Rechtspraak
Rechtbank Oost-Brabant (Locatie Eindhoven), 16 april 2020
ECLI:NL:RBOBR:2020:2248
Feiten
Werknemer is op 17 februari 1997 in dienst getreden bij Vriescentrale. Tussen partijen heeft een discussie bestaan of werknemer al dan niet arbeidsongeschikt was en Vriescentrale als gevolg daarvan verplicht was het loon door te betalen. De kantonrechter heeft in kort geding op 21 december 2018 geoordeeld dat werknemer voldoende aannemelijk heeft gemaakt dat hij op 6 augustus 2018 arbeidsongeschikt was in de zin van artikel 7:629 BW. Vriescentrale is, onder andere, veroordeeld tot het doorbetalen van het toekomstig loon. Partijen houdt verdeeld wat moet worden verstaan onder toekomstig loon. Werknemer vordert betaling van (achterstallig) loon.
Oordeel
Uitgangspunt is dus dat werknemer recht heeft op doorbetaling van 70% van het naar tijdruimte vastgestelde loon (art. 7:629 BW). Volgens werknemer moet hieronder ook worden begrepen het gemiddelde van de door hem ontvangen overwerkvergoeding. Volgens Vriescentrale behoort tot het loon geen vergoeding van overwerk. Als onweersproken staat tussen partijen vast dat werknemer, voordat hij arbeidsongeschikt werd, structureel overwerk heeft verricht. De omstandigheid dat werknemer vanwege arbeidsongeschiktheid niet meer in staat is om de overeengekomen arbeid te verrichten komt in redelijkheid voor rekening van Vriescentrale.
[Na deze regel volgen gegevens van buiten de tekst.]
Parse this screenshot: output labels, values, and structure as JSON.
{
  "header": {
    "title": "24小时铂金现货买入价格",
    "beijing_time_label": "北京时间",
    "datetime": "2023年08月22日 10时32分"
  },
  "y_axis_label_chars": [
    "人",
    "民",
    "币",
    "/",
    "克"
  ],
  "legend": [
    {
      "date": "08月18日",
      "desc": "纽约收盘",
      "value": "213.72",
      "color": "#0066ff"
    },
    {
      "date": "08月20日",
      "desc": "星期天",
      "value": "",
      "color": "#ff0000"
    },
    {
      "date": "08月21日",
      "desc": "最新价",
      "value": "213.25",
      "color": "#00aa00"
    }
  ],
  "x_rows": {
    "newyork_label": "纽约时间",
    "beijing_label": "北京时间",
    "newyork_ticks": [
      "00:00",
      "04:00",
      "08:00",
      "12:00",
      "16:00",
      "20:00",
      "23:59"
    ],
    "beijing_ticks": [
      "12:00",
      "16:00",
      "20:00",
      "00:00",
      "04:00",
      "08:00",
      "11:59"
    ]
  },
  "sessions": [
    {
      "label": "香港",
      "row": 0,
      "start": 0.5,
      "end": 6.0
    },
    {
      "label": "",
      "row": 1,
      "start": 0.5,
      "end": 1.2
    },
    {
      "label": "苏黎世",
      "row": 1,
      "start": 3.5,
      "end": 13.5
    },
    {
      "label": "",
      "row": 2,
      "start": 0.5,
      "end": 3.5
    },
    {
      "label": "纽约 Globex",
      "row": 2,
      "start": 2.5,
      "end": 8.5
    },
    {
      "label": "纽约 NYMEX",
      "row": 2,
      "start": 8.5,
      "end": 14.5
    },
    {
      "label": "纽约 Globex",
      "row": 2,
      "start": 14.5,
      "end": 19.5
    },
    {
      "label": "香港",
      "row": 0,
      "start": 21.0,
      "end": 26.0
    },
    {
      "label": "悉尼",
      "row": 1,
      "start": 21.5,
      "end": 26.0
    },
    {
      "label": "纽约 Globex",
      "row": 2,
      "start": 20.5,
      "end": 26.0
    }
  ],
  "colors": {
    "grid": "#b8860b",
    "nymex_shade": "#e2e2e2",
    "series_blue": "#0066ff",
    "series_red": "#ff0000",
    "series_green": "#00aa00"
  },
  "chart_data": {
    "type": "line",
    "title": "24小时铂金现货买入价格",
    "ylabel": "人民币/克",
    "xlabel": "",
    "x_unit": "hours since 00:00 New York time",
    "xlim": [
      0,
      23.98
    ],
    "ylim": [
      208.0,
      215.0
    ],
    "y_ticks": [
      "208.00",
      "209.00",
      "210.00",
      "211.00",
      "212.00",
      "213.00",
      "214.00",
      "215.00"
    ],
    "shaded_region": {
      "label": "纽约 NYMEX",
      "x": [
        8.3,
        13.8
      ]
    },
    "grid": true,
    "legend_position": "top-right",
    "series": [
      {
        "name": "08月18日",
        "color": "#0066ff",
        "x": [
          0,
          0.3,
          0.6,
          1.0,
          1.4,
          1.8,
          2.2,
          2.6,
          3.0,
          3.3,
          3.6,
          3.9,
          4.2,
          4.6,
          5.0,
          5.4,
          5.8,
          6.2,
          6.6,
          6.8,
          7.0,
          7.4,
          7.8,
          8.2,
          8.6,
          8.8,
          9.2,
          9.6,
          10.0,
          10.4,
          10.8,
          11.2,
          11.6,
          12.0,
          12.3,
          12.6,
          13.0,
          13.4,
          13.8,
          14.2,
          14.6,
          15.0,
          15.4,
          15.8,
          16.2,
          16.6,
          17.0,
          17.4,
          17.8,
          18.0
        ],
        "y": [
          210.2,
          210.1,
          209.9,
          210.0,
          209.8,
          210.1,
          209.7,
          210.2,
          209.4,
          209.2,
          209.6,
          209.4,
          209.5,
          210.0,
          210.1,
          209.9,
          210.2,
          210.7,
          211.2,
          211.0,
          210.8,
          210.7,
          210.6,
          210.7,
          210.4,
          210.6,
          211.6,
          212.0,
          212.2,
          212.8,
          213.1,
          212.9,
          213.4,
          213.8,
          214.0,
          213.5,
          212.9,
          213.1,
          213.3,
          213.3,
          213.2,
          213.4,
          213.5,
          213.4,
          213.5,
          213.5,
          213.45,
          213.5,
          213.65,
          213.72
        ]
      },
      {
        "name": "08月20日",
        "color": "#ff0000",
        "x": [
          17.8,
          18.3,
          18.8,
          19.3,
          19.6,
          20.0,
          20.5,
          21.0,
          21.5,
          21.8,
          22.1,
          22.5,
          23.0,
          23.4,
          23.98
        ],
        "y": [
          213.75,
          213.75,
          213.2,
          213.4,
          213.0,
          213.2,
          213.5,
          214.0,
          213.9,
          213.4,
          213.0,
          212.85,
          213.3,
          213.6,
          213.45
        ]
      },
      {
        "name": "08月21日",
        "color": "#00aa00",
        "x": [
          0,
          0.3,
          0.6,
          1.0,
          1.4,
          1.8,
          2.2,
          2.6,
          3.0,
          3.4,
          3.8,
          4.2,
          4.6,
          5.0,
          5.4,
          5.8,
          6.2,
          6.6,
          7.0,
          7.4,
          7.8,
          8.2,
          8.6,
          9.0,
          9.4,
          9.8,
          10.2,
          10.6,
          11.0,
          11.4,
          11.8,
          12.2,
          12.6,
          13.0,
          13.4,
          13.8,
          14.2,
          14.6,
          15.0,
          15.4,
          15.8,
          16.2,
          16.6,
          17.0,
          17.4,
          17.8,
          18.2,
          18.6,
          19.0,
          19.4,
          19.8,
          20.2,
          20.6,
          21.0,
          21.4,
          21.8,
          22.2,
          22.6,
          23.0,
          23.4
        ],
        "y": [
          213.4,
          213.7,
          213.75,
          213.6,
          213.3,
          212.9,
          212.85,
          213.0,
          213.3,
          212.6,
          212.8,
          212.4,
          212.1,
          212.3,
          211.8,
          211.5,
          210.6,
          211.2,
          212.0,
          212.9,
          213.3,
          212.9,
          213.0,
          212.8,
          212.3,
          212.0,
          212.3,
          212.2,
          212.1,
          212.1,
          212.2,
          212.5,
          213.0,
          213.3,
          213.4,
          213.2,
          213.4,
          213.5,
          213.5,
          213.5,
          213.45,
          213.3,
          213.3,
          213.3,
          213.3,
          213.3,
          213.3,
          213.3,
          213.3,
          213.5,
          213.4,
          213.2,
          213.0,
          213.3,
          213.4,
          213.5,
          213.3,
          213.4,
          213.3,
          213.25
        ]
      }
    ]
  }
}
Als vaststaand wordt beschouwd dat werknemer, als hij niet door ziekte was verhinderd, op dezelfde voet zou hebben overgewerkt als in de periode waarin hij niet ziek was. De slotsom is dat werknemer recht heeft op 70% van de gemiddelde overwerkvergoeding.
Vakantiebijslag over de overwerkvergoeding
Met betrekking tot de gevorderde vakantiebijslag over overwerkvergoeding stelt Vriescentrale dat dit tussen partijen niet overeengekomen is en dat zij voldoet aan de Wet minimumloon en minimumvakantiebijslag (WML). Op grond van de WML moet Vriescentrale vanaf 1 januari 2018 ook vakantiebijslag over overwerk betalen. Voor zover de arbeidsovereenkomst daarmee in strijd is, is die bepaling nietig. De gevorderde vakantietoeslag is echter pas omstreeks 15 juni 2019 verschuldigd en daarom wordt de vordering afgewezen.